His sleeves were rolled up to reveal well-muscled arms. A strange device was wrapped around his left wrist, looking like one of the Enginarium's trinkets.

All in all, the effect was striking and she found herself drawn to him as if to spite her better judgement. As if feeling her attention on him, he spread his arms and showed his palms.

"I am unarmed, though that counts for little in this conceptual space," he said, voice carrying a hint of mirth. "Peace, Tallah Amni. I've come to parlay. Had I waited, your world would've been ashes before you knew it happening. I stopped that. You're welcome."

Tallah bristled at that, taking note of Anna and Christina. Both ghosts looked to be frozen in place, like statues, though she could sense nothing binding them. Mental prods were answered only by silence.

"What have you done to them?" she asked, fighting to keep her tone neutral and not let the fear show in her words. "Let them go."

"I had to quiet them a bit so I could draw you in. As you might have guessed, I am Ryder." He took a small bow. "Your cohorts were just about to do something unspeakably stupid to my creature, and I couldn't simply stand by and watch. It's for the best that I've stopped that foolishness, and also given us an excuse to talk."

Questions swirled through her head. First and foremost was, "What do you bloody want?"

"Ah, I do love a straightforward question. I like that about you, Tallah Amni. A pity about the circumstance of our meeting." He took two steps towards her, still smiling that predatory smile, and extended his hand. "I'm a big admirer of your work."

Tallah did not take his hand in hers. She only glared at it until Ryder smoothly pulled it back.

"I'm in no mood for pleasantries," she said. "Cut to the quick. What do you want?"

Ryder chuckled, the sound low and ominous. He stuck his hands in his pockets and had to lean slightly forward for their eyes to be on the same level. "Kill a god for me, is what I'd like to demand. But I'm certain you may ally with the creature just to deny me. After all, I did watch you spit in that little ghost's eye yesterday."

He'd been watching her exchange with Panacea. Through Panacea's little protective bubble. That was something to remember.

He began pacing, walking around the two still figures. "I was going to try and bargain, but you lot don't like that," he went on. "And if I were to threaten you, you'd move mountains and stars to strike back at me. Am I wrong in anything so far?"

Tallah didn't answer. Instead, she quested out with her power, trying to prod at the ghosts. Touching Christina offered back the barest hint of life, but only just. Anna was completely mute.

"Don't bother with that one," Ryder said. "I tried to show her something and she completely locked herself off from me." He came closer and pressed a hand to Anna's head.

Tallah took a step towards him, hands balled into fists, unsure of what exactly she was going to do.

"Don't touch her," she growled.

"I'm not hurting her," Ryder went on, unperturbed and unimpressed by her bluster. "I intended to give her what she wants but she chose to hiss at me and hide.

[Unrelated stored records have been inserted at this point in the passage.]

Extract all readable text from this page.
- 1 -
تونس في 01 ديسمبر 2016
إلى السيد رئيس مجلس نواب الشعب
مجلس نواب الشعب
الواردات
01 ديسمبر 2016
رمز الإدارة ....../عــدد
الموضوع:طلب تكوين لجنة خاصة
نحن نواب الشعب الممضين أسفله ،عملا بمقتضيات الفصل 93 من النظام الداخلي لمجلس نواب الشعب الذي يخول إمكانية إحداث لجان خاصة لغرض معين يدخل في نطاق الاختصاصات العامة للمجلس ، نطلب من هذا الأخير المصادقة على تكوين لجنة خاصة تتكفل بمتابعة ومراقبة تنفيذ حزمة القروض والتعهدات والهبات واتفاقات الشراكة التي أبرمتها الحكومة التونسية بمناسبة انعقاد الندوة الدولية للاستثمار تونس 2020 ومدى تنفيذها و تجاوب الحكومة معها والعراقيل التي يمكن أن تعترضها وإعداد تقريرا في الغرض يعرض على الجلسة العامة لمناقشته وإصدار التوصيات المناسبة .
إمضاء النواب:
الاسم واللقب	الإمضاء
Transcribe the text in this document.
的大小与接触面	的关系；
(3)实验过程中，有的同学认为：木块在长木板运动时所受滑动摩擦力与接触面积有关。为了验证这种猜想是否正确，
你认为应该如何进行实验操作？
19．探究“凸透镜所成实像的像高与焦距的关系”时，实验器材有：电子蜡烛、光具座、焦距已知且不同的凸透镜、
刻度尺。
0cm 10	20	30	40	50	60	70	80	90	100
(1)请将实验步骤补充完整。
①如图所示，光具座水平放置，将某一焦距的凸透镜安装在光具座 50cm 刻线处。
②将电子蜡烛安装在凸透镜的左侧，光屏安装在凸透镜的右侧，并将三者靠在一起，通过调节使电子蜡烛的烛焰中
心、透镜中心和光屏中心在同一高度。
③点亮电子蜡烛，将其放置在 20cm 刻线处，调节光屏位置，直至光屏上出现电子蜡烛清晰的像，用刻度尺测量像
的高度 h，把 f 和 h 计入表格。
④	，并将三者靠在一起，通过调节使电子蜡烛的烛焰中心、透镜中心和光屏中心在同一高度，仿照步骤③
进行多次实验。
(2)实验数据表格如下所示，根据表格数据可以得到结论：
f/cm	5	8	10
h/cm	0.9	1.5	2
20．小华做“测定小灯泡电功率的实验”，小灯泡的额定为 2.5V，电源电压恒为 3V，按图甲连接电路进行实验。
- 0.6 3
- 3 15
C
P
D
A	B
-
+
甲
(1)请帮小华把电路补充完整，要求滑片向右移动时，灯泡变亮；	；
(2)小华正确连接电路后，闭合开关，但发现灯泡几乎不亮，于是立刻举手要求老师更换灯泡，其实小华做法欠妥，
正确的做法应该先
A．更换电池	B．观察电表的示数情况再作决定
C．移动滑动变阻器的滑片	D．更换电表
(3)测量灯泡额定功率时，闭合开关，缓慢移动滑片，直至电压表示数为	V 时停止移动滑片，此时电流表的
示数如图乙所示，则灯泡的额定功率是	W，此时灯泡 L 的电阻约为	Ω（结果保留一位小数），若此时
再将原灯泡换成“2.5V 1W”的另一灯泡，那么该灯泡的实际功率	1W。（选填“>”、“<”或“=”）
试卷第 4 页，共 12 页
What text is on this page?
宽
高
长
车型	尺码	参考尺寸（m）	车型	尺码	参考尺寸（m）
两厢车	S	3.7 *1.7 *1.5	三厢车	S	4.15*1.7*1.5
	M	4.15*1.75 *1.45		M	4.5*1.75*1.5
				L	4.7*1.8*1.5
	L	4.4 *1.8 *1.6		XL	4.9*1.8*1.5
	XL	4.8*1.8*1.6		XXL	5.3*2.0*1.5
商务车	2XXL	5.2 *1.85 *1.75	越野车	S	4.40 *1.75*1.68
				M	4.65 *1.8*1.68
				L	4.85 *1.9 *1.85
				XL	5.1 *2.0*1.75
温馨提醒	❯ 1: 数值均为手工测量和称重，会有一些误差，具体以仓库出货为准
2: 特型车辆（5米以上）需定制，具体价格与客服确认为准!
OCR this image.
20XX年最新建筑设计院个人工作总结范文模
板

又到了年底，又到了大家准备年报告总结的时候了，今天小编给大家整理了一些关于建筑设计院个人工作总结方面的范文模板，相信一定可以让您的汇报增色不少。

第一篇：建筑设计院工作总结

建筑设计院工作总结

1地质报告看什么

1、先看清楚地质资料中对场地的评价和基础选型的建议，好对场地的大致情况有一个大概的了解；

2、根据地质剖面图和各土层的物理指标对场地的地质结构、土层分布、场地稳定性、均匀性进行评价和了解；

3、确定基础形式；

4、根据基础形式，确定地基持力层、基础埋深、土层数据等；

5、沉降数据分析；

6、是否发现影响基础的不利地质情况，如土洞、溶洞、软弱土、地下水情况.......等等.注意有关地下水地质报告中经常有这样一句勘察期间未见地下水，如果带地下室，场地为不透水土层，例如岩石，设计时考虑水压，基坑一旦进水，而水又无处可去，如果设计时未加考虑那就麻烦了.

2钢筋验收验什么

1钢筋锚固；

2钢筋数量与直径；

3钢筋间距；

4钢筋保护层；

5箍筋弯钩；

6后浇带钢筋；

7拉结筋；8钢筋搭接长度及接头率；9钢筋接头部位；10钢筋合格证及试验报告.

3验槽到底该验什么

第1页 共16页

I didn't really expect to turn any of them easily, but that amount of spiteful resistance is just uncanny."

"Let them go," Tallah demanded again, still struggling to find something to follow the threat with.

Ryder cupped the back of Anna's head and smiled, fully revealing his twin fangs. "In due time. For now, let me make my terms clear to you."

"Get buggered," Tallah answered before she could swallow her fury.

"Not an option, I'm afraid. Come now, peace. You will find my demands are quite reasonable and they will align with your own goals admirably. I'm a far more generous man than the little ghost that's been pestering you. What's the worst that could happen if you just listen?"